'Summit' is one of several "success words" that have a strong tendency to occur in contexts of failure or frustration. Thus no Shakespearean character is ever on the right trail. "How my achievements mock me," Troilus exclaims in a sentence that epitomizes the usage of that word (Tro.4.2.69) "Inventor" is another boomerang word.
In keeping with this trend, summits are not something you climb, but something you fall from. So Rosenkrantz envisages "the cess of majesty" as
a massy wheel
18 Fix'd on the summit of the highest mount,
19 To whose [huge] spokes ten thousand lesser things
20 Are mortis'd and adjoin'd, which when it falls,
21 Each small annexment, petty consequence,
22 Attends the boist'rous [ruin]. (Ham.3.3.17-22)
And Horatio warns Hamlet against following the Ghost:
69 What if it tempt you toward the flood, my lord,
70 Or to the dreadful summit of the cliff
71 That beetles o'er his base into the sea,
72 And there assume some other horrible form
73 Which might deprive your sovereignty of reason,
74 And draw you into madness? (Ham.1.4.70)

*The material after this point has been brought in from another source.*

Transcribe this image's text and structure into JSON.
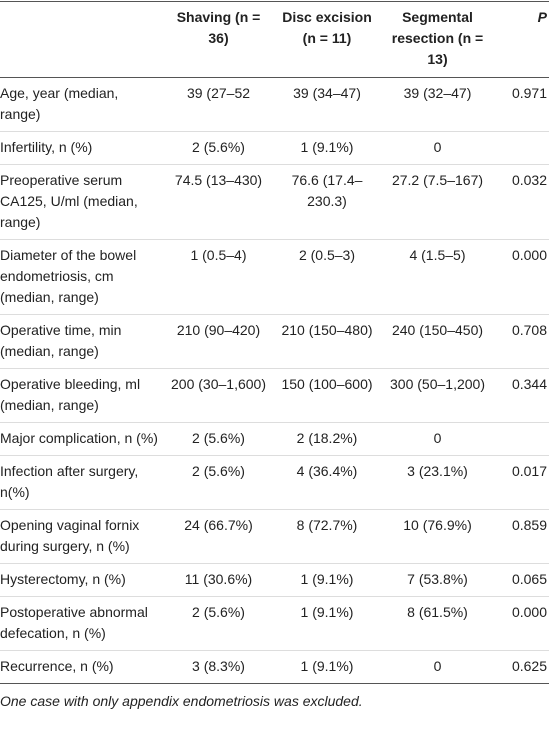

Outside Hamlet, 'summit' occurs only in King Lear. Edgar assures Gloucester that he did indeed fall "from the dread summit of this chalky bourn" (KiL 4.6.57). Armstrong pointed out that the verb 'beetles' from the Hamlet passage returns in King Lear as the animal in the context of invoking the height of the summit:
How fearful
12 And dizzy 'tis, to cast one's eyes so low!